Distribution Head Evaluation
Tweedie heads excel at predicting extreme quantiles (0.99 and above), as expected given their tail flexibility. However, negative binomial heads remain the most robust choice overall, with neither Tweedie nor HSNB able to provide clear, consistent improvements across all settings. Selection via application-relevant quantile cross-validation is recommended.
Figure 4: Local model comparison with D-Linear (negative binomial head): D-Linear is superior across most quantile losses, but certain local models match or outperform for highly volatile, very short, or highly sparse series.
Local vs Global Models
Global D-Linear models consistently and significantly outperform local methods (iETS, TweedieGP, ISQ) for the majority of conditional quantiles of interest, particularly as series become longer and less volatile. TweedieGP is a strong local baseline for extreme quantile forecasts and shorter, more volatile series; ISQ remains surprisingly effective in extremely sparse, bursty contexts. However, the D-Linear architecture's speed and accuracy dominate in mainstream settings.

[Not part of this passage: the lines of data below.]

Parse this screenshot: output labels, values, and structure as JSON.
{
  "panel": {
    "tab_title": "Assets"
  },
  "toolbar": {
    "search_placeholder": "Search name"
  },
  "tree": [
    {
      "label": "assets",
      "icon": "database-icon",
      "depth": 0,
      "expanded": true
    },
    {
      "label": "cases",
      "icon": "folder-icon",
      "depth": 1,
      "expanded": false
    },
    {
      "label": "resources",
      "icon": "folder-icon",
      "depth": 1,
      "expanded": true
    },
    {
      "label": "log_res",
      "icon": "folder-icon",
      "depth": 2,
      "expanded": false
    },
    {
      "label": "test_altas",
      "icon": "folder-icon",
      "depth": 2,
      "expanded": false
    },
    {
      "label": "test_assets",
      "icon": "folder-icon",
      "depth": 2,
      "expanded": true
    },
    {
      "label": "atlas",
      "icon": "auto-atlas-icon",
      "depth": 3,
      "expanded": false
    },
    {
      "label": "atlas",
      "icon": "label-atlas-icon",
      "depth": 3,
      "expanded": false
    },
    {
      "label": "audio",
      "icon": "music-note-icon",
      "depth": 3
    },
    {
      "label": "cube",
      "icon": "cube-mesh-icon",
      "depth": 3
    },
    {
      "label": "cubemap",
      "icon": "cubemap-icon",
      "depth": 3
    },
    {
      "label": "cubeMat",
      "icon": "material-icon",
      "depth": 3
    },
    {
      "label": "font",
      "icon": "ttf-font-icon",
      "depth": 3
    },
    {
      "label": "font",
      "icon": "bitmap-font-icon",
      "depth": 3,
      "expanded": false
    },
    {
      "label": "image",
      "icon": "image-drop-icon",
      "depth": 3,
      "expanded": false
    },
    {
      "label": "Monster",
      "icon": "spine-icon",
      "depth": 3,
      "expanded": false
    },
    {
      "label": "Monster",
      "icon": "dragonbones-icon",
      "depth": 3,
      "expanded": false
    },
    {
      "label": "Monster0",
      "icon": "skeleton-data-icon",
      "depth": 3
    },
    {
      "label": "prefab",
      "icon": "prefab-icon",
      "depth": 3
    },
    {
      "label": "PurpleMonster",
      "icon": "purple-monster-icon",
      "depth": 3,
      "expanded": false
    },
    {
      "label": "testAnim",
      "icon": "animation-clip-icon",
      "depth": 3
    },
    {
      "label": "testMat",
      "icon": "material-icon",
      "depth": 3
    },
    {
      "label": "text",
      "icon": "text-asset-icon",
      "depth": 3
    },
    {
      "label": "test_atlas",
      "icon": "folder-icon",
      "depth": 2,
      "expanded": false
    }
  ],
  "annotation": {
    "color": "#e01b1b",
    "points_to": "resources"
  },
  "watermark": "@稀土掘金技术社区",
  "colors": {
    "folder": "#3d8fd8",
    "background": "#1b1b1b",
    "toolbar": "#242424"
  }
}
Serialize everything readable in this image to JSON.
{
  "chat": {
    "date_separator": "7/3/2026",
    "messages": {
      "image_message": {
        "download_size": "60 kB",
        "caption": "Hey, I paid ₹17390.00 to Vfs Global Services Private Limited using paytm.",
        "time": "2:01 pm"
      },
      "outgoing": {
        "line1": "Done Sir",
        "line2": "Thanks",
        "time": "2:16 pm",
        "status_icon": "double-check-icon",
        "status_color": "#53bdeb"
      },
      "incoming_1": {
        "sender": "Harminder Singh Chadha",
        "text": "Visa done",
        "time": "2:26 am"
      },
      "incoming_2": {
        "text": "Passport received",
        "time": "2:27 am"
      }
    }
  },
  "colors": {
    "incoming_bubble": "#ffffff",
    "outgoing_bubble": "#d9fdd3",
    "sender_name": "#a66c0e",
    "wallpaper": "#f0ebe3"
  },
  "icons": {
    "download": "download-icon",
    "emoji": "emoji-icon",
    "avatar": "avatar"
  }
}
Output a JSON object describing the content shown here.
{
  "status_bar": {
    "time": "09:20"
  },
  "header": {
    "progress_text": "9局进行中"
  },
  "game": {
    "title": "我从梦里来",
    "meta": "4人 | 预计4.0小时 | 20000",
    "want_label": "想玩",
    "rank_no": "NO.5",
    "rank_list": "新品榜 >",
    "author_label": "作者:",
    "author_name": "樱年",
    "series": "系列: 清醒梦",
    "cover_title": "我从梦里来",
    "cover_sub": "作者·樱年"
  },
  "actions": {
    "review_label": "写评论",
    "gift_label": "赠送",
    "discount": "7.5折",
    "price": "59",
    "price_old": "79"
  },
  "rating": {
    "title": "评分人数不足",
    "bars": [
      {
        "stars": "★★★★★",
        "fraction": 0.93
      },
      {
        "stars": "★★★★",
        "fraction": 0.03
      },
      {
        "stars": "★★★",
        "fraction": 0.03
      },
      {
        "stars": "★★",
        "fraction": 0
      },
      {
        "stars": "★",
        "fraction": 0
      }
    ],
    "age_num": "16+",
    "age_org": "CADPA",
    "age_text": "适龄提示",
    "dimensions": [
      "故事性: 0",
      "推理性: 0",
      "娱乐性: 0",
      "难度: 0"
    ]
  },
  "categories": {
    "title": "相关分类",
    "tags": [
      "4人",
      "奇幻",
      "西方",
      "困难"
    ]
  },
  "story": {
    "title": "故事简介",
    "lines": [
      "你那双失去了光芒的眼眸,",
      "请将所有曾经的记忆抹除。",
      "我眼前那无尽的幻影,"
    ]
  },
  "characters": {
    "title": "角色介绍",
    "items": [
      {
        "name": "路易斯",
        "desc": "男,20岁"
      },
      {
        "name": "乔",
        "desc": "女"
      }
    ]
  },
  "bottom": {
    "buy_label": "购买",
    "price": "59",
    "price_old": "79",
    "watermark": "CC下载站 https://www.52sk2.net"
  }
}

Hyperparameter and Context Sensitivity
D-Linear maintains strong performance even as context window length varies—the model is relatively insensitive as long as context is not excessively short, with negligible benefit to extending context across the entire series.
Figure 5: D-Linear performance with varying context length, showing plateaued accuracy after modest context is reached.
Practical and Theoretical Implications
- Global models are not only viable, but superior, for probabilistic intermittent time series forecasting. Their advantage expands as data sets grow and become less volatile or less sparse.
- Deep architectures, notably transformers, add substantial computational burden with little or no accuracy gain for intermittent demand forecasting.
- Model selection for output distribution (forecast head) is nuanced: negative binomial is a robust default; Tweedie is justified for max-quantile optimization or for continuous intermittent targets.
- Shallow, interpretable, and computationally efficient models (e.g., D-Linear) are preferable for practical large-scale applications with hundreds to thousands of intermittent series.
- For datasets or applications exhibiting high volatility, extreme burstiness, short series, or very limited data, simple local approaches remain competitive.
Future Directions
- Explicitly incorporating exogenous variables, hierarchical structure, or leveraging recent advances in parameter-efficient architectures may yield further improvements.
- Extension to real-valued intermittent series (e.g., monetary demand) justifies further study of flexible continuous output heads, such as Tweedie and extensions thereof.
- Further evaluation is warranted for LLM-based sequence models (LLMs applied to time series), which are not included here but represent an emerging and controversial direction.
- Sophisticated hyperparameter optimization or regularization may marginally improve deep model performance but would likely exacerbate their computational and stability issues.
Conclusion
This study establishes that carefully constructed global models—most notably the computationally efficient D-Linear architecture—provide the most reliable and practical probabilistic forecasts for intermittent time series. The findings advocate against the routine use of complex transformer or deep recurrent models in such contexts and recommend negative binomial or Tweedie distribution heads selected by principled cross-validation for application-tailored quantile optimization. These conclusions advocate a paradigm shift in intermittent time series forecasting practice toward scalable, stable, and interpretable global methods.